结论:max_bin=120时,auc最大

5.调试min_data_in_bin参数

grid_search <- expand.grid(

learning_rate = .2,

num_leaves = 300,

max_bin = 120,

min_data_in_bin = seq(20, 100, 5),

feature_fraction = .64,

min_sum_hessian = .004,

lambda_l1 = .002,

lambda_l2 = .008,

drop_rate = .3,

max_drop = 5

)

perf_min_data_in_bin_1 <- numeric(length = nrow(grid_search))

for(i in 1:nrow(grid_search)){

lgb_weight <- (lgb_tr$TARGET * 8 + 1) / sum(lgb_tr$TARGET * 8 + 1)

lgb_train <- lgb.Dataset(

data = data.matrix(lgb_tr[, 1:137]),

label = lgb_tr$TARGET,

free_raw_data = FALSE,

weight = lgb_weight

)

# 参数

params <- list(

objective = 'binary',

metric = 'auc',

learning_rate = grid_search[i, 'learning_rate'],

num_leaves = grid_search[i, 'num_leaves'],

max_bin = grid_search[i, 'max_bin'],

min_data_in_bin = grid_search[i, 'min_data_in_bin'],

feature_fraction = grid_search[i, 'feature_fraction'],

min_sum_hessian = grid_search[i, 'min_sum_hessian'],

lambda_l1 = grid_search[i, 'lambda_l1'],

lambda_l2 = grid_search[i, 'lambda_l2'],

drop_rate = grid_search[i, 'drop_rate'],

max_drop = grid_search[i, 'max_drop']

)

# 交叉验证

lgb_tr_mod <- lgb.cv(

params,

data = lgb_train,

nrounds = 300,

stratified = TRUE,

nfold = 10,

num_threads = 2,

early_stopping_rounds = 10

)

perf_min_data_in_bin_1[i] <- unlist(lgb_tr_mod$record_evals$valid$auc$eval)[length(unlist(lgb_tr_mod$record_evals$valid$auc$eval))]}

grid_search$perf <- perf_min_data_in_bin_1

ggplot(data = grid_search, aes(x = min_data_in_bin, y = perf)) +

geom_point() +

geom_smooth()

结论:min_data_in_bin=20时,auc最大

5.调试feature_fraction参数

grid_search <- expand.grid(

learning_rate = .2,

num_leaves = 300,

max_bin = 120,

min_data_in_bin = 20,

feature_fraction = .5,

min_sum_hessian = .004,

lambda_l1 = .002,

lambda_l2 = .008,

drop_rate = .3,

max_drop = 5)perf_feature_fraction_1 <- numeric(length = nrow(grid_search))

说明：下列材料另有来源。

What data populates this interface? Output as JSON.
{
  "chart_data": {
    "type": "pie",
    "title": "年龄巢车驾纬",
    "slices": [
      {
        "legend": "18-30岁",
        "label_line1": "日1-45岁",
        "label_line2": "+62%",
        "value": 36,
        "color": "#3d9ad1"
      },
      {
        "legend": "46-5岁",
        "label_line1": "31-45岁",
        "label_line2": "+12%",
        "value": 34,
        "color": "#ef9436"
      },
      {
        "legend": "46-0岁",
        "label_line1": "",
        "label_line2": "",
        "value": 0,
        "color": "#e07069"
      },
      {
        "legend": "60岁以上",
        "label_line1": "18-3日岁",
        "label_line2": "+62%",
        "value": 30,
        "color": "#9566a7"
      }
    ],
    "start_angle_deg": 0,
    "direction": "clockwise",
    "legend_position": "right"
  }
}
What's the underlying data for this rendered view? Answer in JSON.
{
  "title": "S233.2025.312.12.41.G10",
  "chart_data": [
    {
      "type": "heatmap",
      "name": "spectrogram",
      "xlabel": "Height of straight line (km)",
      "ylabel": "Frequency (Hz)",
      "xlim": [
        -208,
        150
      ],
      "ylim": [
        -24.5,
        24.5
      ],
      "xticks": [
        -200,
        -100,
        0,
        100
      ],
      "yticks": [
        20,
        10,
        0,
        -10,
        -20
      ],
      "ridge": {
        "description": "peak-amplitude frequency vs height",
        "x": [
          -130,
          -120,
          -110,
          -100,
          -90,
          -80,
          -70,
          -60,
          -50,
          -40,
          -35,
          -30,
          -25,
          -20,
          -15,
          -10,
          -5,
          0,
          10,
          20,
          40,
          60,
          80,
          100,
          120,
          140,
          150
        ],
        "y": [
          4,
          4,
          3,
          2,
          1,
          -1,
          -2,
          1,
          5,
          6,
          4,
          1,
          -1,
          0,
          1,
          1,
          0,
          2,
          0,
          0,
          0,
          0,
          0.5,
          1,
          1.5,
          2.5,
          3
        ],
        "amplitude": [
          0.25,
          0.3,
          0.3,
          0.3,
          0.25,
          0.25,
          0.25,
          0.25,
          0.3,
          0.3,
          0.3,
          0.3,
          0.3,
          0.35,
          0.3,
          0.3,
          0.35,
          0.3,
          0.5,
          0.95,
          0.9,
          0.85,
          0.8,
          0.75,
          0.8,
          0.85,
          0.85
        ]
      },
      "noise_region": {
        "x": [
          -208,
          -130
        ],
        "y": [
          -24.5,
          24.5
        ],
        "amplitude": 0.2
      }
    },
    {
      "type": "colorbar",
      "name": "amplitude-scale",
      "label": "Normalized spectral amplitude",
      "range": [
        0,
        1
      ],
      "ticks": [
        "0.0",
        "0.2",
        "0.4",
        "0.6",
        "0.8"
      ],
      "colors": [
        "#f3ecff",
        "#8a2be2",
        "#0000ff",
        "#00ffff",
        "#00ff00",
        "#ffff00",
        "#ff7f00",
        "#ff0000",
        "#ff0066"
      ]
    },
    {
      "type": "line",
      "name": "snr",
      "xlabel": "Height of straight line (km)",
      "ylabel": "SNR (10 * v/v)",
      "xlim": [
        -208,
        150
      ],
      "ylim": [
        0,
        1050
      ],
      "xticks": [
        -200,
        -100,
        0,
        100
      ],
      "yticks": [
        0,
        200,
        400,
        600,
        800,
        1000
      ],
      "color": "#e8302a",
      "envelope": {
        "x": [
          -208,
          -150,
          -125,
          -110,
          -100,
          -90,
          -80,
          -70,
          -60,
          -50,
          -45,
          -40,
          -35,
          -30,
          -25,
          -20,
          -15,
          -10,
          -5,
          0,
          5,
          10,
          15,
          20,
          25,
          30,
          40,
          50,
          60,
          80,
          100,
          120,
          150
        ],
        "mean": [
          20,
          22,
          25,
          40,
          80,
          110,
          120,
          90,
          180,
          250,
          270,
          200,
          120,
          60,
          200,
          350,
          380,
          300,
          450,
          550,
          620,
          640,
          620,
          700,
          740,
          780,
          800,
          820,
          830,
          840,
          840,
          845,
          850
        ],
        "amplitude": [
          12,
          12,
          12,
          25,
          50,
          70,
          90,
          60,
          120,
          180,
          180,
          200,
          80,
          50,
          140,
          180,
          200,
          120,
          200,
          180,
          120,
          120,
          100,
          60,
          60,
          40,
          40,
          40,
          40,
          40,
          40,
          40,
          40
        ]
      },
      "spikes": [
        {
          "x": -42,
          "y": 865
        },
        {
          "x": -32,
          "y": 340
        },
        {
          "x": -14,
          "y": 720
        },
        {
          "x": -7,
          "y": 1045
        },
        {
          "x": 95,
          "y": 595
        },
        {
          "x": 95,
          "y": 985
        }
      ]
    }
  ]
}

for(i in 1:nrow(grid_search)){

lgb_weight <- (lgb_tr$TARGET * 8 + 1) / sum(lgb_tr$TARGET * 8 + 1)

lgb_train <- lgb.Dataset(

data = data.matrix(lgb_tr[, 1:137]),

label = lgb_tr$TARGET,

free_raw_data = FALSE,

weight = lgb_weight

)

# 参数

params <- list(

objective = 'binary',

metric = 'auc',

learning_rate = grid_search[i, 'learning_rate'],

num_leaves = grid_search[i, 'num_leaves'],

max_bin = grid_search[i, 'max_bin'],

min_data_in_bin = grid_search[i, 'min_data_in_bin'],

feature_fraction = grid_search[i, 'feature_fraction'],

min_sum_hessian = grid_search[i, 'min_sum_hessian'],

lambda_l1 = grid_search[i, 'lambda_l1'],

lambda_l2 = grid_search[i, 'lambda_l2'],

drop_rate = grid_search[i, 'drop_rate'],

max_drop = grid_search[i, 'max_drop']

)

# 交叉验证

lgb_tr_mod <- lgb.cv(

params,

data = lgb_train,

nrounds = 300,

stratified = TRUE,

nfold = 10,

num_threads = 2,

early_stopping_rounds = 10

)

perf_feature_fraction_1[i] <- unlist(lgb_tr_mod$record_evals$valid$auc$eval)[length(unlist(lgb_tr_mod$record_evals$valid$auc$eval))]}

grid_search$perf <- perf_feature_fraction_1

ggplot(data = grid_search, aes(x = feature_fraction, y = perf)) +

geom_point() +

geom_smooth()

结论:feature_fraction=.5时,auc最大,=.62时也较好

6.调试min_sum_hessian参数

grid_search <- expand.grid(

learning_rate = .2,

num_leaves = 300,

max_bin = 120,

min_data_in_bin = 20,

feature_fraction = .5,

min_sum_hessian = 0,

lambda_l1 = .002,

lambda_l2 = .008,

drop_rate = .3,

max_drop = 5

)

perf_min_sum_hessian_1 <- numeric(length = nrow(grid_search))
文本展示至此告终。